Und hierbei ist Frühgeschichte durchaus wörtlich gemeint, denn das Buch startet nicht etwa mit dem Millerntor als Stadionbauprojekt, sondern mit dem nicht mehr vorhandenen Millerntor als Grenzanlage zwischen Hamburg und dem damals noch zu Altona gehörendem Altona im 13. Jahrhundert.

Dieses stellt jedoch nur einen kleinen Teil des Ganzen dar, fortan wird sich dann dem Millerntor, wie wir es heute kennen zugewendet, wenn auch zunächst an anderem Standort, denn der ursrpüngliche Standort des Millerntorstadions war ein anderer, welcher im Zuge der Internationalen Gartenbauausstellung in Planten un Blomen jedoch weichen musste.
Fortan wird dann im unterhaltsamen Erzählstil berichtet, was den besonderen Mythos dieses Stadions ausmacht. Dieses gelingt (endlich mal!), ohne hierbei allzusehr in die sonst so typischen Klischees ("der Bänker neben dem Punker") abzudriften. Es wird, ohne dadurch jedoch ins langweilig-dröge abzuschweifen über gewisse Standortvorteile des Heiligengeistfeldes mitten auf St. Pauli ebenso gesprochen wie über personelle Unikate, die mit dem heutigen Millerntor eng verknüpft sind (St.Pauli-Willi!).

In Niemand siegt im Millerntor finden sich allgemein nicht nur Berichte über das Stadion selbst, sondern es wird auch immer ein Blick über den Teller- bzw. Stadionrand riskiert, ein Blick auf die Fußballberichterstattung der Nachkriegszeit, es wird über politische Querelen, über die große Zahl der gescheiterten Neubauversuche, über den Stadtteil berichtet, es finden sich Berichte darüber, wie sich die Zuschauerentwicklung darstellte und wie es dazu kam, dass sich heute so ligauntypisch viele zwei bis dreimal im Monat im Millerntorstadion einfinden- darunter auch die Ultras, die ebenfalls als eher neuere Entwicklung im Buch Erwähnung finden. Es finden sich aber auch Berichte über Eintrittskarten, (Lebenslange) Dauerkarten, über blinde St. Paulifans und wie sich denen ihr Stadionerlebnis darstellt.

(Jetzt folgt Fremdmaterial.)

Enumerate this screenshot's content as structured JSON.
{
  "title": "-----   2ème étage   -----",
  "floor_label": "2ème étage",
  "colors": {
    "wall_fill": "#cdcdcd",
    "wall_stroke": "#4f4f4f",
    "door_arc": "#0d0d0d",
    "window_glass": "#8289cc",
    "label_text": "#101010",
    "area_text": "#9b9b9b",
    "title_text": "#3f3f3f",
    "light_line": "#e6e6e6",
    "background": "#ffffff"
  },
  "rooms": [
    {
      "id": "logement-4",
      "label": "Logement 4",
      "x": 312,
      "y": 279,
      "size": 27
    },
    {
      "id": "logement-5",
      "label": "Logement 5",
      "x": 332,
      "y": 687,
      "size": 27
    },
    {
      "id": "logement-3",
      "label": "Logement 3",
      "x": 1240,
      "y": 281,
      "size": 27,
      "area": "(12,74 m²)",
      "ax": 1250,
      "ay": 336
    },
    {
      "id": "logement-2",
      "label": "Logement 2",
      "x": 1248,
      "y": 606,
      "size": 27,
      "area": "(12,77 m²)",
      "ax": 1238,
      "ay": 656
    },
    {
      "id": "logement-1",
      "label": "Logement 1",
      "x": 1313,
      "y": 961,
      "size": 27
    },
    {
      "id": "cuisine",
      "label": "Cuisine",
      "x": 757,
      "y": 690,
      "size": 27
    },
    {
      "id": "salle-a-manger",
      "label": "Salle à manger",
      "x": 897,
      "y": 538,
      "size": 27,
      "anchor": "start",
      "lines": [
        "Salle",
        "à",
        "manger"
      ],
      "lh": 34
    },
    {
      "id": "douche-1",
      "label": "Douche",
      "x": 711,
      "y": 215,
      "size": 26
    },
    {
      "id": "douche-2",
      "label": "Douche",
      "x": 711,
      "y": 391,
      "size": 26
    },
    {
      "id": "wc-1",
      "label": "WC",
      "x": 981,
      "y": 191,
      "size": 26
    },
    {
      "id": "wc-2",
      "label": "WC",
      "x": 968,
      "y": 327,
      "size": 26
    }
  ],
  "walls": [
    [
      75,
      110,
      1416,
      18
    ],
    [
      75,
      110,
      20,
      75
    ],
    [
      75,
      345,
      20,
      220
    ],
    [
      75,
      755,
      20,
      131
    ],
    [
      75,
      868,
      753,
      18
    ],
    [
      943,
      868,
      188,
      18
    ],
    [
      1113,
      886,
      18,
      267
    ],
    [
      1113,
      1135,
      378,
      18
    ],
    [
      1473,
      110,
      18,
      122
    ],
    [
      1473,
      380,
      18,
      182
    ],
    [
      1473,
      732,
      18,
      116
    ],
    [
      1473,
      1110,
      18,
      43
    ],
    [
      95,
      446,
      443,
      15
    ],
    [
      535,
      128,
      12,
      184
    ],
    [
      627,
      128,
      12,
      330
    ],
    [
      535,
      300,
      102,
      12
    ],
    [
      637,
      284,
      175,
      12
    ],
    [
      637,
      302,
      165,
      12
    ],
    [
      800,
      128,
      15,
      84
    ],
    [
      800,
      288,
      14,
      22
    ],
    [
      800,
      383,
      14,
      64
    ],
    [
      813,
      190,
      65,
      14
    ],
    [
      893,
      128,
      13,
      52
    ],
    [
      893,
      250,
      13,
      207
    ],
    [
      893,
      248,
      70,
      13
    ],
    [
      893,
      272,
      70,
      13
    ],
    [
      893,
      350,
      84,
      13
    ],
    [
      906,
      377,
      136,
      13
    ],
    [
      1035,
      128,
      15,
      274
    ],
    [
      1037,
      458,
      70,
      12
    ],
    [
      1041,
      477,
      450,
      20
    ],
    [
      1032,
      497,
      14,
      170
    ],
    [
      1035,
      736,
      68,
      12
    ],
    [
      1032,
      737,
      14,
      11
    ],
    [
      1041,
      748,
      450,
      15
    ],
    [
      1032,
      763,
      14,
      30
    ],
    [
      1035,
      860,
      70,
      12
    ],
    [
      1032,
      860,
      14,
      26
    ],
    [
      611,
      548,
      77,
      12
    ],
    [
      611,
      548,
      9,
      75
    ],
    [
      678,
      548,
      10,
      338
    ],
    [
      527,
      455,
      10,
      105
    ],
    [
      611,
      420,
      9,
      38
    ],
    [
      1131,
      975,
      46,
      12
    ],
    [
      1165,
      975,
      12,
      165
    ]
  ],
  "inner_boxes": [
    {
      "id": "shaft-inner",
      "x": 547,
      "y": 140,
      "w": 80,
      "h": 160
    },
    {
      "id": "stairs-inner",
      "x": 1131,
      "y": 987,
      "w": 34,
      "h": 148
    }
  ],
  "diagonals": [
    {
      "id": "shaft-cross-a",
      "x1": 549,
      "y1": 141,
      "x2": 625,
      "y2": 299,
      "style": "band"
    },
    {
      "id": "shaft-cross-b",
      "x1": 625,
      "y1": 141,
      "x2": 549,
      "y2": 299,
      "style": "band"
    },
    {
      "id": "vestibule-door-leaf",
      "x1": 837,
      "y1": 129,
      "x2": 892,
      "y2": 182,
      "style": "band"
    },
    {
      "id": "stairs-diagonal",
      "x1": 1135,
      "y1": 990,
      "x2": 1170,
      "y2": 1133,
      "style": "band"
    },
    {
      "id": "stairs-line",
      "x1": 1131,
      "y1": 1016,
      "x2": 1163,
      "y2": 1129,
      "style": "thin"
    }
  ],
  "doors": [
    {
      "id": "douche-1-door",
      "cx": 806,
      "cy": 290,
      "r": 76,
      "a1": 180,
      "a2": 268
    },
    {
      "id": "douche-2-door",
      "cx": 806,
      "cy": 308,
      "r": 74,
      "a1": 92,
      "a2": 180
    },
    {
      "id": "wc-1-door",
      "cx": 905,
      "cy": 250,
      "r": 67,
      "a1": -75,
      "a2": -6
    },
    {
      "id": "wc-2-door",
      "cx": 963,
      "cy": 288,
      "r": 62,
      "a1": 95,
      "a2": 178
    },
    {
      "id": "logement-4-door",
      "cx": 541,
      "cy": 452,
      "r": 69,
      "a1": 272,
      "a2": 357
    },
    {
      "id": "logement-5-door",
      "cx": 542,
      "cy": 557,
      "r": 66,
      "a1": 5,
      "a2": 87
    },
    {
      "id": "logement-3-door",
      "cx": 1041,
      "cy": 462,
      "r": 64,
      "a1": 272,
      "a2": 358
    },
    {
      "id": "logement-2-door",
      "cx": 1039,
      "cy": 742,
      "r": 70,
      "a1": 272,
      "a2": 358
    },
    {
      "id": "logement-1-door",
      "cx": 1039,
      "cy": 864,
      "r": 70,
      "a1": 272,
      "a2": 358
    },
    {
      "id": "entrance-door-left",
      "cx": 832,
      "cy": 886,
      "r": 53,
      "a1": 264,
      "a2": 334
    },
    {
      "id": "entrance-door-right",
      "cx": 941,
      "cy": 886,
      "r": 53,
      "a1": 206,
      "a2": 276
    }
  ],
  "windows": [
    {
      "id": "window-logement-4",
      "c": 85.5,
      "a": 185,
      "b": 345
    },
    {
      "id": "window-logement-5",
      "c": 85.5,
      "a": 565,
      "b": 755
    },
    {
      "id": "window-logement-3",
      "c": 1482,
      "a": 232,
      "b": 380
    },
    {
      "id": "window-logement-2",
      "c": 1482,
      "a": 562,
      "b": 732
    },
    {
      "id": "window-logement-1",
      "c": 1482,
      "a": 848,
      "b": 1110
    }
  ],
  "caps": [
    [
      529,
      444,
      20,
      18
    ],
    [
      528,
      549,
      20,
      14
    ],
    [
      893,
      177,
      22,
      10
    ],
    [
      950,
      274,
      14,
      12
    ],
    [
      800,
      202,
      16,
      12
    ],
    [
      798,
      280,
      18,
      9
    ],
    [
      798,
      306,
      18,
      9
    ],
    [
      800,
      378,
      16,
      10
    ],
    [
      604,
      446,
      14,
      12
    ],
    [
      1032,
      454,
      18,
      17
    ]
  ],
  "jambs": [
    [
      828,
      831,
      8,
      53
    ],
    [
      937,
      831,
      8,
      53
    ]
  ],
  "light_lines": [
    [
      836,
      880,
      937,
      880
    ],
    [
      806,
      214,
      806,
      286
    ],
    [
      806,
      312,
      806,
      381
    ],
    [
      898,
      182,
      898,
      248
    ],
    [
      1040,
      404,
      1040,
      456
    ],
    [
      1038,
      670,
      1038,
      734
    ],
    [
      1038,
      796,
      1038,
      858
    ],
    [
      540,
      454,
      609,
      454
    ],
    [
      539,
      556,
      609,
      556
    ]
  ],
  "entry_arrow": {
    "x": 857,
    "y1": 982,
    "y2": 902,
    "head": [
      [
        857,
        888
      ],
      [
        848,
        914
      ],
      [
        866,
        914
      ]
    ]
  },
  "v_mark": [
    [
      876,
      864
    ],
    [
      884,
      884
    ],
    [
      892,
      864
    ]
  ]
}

Insgesamt betrachtet findet und fand aber nicht nur Fußball im Millerntor statt, sondern auch Kultur aka Lesungen mit Nobelpreisträger Günter Grass (wie passend der Name dann doch wieder an dieser Stätte ist) am Millerntor statt - auch diesem Aspekt der Stadionkultur ist ein Kapitel gewidmet, aber auch - man höre und staune - den internationalen Spielen am Millerntor. Beispielsweise spielte auch ein gewisser Pele bereits an dieser Örtlichkeit.
Einige der geplanten internationalen Spiele fanden dann aber doch nicht statt, obwohl es ursprünglich vorgesehen war - bspw. ein internationales Spiel zwischen Deutschland und England musste aufgrund erhebliche Proteste ausfallen- auch darüber berichtet dieses Buch.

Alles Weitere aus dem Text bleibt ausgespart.